Cordell collaborates with Brazilian chemists led by Telma Lemos from the Universidade Federal do Cear?. The group investigated several plants that are used widely as food in north-eastern Brazil, including aubergine, sweet potato and cassava root. They tested them in the reduction of acetophenone and found that all the plants converted the carbonyl group to an alcohol, with the best yields from the cassava-catalysed reaction. Investigating further, they found the cassava, a root used as a staple by millions in tropical countries, delivered excellent enantiomeric control and selectivity over carbon-carbon double bond reduction.

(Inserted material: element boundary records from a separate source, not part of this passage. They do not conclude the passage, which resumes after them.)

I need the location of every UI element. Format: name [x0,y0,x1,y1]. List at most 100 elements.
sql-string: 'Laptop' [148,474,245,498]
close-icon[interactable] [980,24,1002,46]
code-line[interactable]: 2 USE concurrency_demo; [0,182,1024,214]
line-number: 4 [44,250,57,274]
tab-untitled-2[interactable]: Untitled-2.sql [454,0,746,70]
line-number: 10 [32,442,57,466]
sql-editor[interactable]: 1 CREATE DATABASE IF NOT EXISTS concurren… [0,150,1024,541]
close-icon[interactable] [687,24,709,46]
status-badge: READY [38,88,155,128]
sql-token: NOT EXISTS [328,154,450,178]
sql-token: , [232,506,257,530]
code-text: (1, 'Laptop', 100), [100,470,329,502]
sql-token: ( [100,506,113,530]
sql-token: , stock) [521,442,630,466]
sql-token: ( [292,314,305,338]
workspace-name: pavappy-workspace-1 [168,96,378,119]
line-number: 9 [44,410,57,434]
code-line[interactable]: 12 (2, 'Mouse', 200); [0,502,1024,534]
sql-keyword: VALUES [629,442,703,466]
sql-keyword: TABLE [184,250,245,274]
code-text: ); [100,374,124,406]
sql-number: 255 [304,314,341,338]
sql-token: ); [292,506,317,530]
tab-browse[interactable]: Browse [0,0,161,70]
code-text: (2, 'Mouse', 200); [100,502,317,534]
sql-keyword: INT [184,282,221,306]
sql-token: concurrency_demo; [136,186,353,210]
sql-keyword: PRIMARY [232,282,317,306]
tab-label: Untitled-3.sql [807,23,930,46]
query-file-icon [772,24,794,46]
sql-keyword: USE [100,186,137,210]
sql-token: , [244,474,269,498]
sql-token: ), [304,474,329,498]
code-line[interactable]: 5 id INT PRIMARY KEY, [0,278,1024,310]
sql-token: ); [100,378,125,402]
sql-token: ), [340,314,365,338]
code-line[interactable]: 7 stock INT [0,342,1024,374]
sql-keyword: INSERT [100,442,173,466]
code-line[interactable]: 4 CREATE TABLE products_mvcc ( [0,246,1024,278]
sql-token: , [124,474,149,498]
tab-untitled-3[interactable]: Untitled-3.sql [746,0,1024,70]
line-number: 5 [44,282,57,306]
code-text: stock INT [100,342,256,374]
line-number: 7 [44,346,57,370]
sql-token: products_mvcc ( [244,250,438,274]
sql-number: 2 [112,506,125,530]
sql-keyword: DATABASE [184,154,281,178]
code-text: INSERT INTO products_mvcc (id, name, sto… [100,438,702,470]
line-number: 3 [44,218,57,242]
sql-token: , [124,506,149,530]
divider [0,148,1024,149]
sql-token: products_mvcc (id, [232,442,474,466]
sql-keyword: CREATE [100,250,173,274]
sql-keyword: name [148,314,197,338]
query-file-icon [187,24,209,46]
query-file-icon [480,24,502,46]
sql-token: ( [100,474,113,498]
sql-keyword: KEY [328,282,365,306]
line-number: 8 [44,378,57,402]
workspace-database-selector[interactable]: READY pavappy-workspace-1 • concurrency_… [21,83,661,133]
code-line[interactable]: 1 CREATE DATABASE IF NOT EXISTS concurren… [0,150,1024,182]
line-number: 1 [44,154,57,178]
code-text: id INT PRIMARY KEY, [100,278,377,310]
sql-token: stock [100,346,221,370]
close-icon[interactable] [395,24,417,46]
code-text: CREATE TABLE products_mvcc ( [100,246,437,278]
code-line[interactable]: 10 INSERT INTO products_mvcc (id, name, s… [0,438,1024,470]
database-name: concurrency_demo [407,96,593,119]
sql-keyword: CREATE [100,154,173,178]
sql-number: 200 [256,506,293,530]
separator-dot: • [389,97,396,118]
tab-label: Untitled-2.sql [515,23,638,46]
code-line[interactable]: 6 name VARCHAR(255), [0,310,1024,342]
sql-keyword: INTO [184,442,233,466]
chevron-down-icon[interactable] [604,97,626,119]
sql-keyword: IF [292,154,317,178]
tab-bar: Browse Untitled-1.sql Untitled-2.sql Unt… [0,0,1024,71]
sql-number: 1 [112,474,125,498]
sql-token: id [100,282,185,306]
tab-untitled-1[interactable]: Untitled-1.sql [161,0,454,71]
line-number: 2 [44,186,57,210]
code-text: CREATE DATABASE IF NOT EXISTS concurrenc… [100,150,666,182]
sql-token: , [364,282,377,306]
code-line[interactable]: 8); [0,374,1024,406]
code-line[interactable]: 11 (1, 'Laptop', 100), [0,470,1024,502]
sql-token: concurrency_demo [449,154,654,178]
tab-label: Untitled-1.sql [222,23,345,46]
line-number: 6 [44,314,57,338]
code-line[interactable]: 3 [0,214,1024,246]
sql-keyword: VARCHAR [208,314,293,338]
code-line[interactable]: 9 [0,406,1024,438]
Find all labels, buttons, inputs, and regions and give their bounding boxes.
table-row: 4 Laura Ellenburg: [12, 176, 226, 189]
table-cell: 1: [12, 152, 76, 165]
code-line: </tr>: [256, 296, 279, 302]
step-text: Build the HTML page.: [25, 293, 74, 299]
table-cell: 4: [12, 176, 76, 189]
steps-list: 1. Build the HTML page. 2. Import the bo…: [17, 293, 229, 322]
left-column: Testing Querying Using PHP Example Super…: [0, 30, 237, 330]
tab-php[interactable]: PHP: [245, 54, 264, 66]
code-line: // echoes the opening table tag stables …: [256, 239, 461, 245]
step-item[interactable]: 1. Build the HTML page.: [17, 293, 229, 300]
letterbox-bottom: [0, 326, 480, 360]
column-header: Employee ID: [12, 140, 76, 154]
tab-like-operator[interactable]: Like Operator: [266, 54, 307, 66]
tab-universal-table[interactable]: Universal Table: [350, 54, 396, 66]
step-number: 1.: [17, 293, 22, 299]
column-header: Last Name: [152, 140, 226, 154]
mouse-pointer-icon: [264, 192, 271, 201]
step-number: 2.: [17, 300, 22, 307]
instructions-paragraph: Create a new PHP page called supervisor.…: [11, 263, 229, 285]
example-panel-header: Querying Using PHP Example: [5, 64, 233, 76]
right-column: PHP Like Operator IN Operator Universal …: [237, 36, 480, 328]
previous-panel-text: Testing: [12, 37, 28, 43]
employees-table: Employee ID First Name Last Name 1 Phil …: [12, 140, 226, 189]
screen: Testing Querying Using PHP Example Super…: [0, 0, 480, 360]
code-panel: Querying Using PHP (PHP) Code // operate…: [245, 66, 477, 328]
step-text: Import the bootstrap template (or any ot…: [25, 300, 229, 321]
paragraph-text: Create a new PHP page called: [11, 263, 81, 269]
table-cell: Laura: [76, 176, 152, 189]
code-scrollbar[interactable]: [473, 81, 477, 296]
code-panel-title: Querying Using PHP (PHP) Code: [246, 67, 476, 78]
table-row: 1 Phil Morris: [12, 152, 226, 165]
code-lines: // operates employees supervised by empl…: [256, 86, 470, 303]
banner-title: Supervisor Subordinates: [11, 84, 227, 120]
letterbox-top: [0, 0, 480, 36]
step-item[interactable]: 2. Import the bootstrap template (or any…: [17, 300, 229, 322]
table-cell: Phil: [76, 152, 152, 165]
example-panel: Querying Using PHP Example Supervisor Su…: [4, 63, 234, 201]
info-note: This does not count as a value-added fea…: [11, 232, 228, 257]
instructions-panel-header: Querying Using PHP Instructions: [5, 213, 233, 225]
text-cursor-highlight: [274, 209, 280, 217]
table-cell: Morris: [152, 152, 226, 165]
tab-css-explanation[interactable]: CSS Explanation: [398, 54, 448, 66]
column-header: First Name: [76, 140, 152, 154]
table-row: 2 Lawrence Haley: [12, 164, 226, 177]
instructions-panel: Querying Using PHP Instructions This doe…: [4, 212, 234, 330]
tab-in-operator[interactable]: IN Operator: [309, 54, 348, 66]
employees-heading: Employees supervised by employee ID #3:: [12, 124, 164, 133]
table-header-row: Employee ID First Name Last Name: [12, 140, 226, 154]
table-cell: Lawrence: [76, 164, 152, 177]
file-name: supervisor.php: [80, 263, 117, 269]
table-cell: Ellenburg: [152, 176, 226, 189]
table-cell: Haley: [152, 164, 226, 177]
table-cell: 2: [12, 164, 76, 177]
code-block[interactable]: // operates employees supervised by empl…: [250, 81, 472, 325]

At present, chemists have only scratched the surface of what is possible: ’It’s wide open’, said Cordell. He is currently investigating ways of immobilising crude vegetable mix so that the enzymes can be re-used, but his goal is a large database of plant crops and the reactions and substrate types they respond to. Investment is needed, he says, to make research happen on a systematic scale. With finite stocks of petrochemicals and the cost of catalytic metals such as platinum and palladium spiralling upwards, Cordell hopes that chemical firms in the west will see the value of vegetable reagents.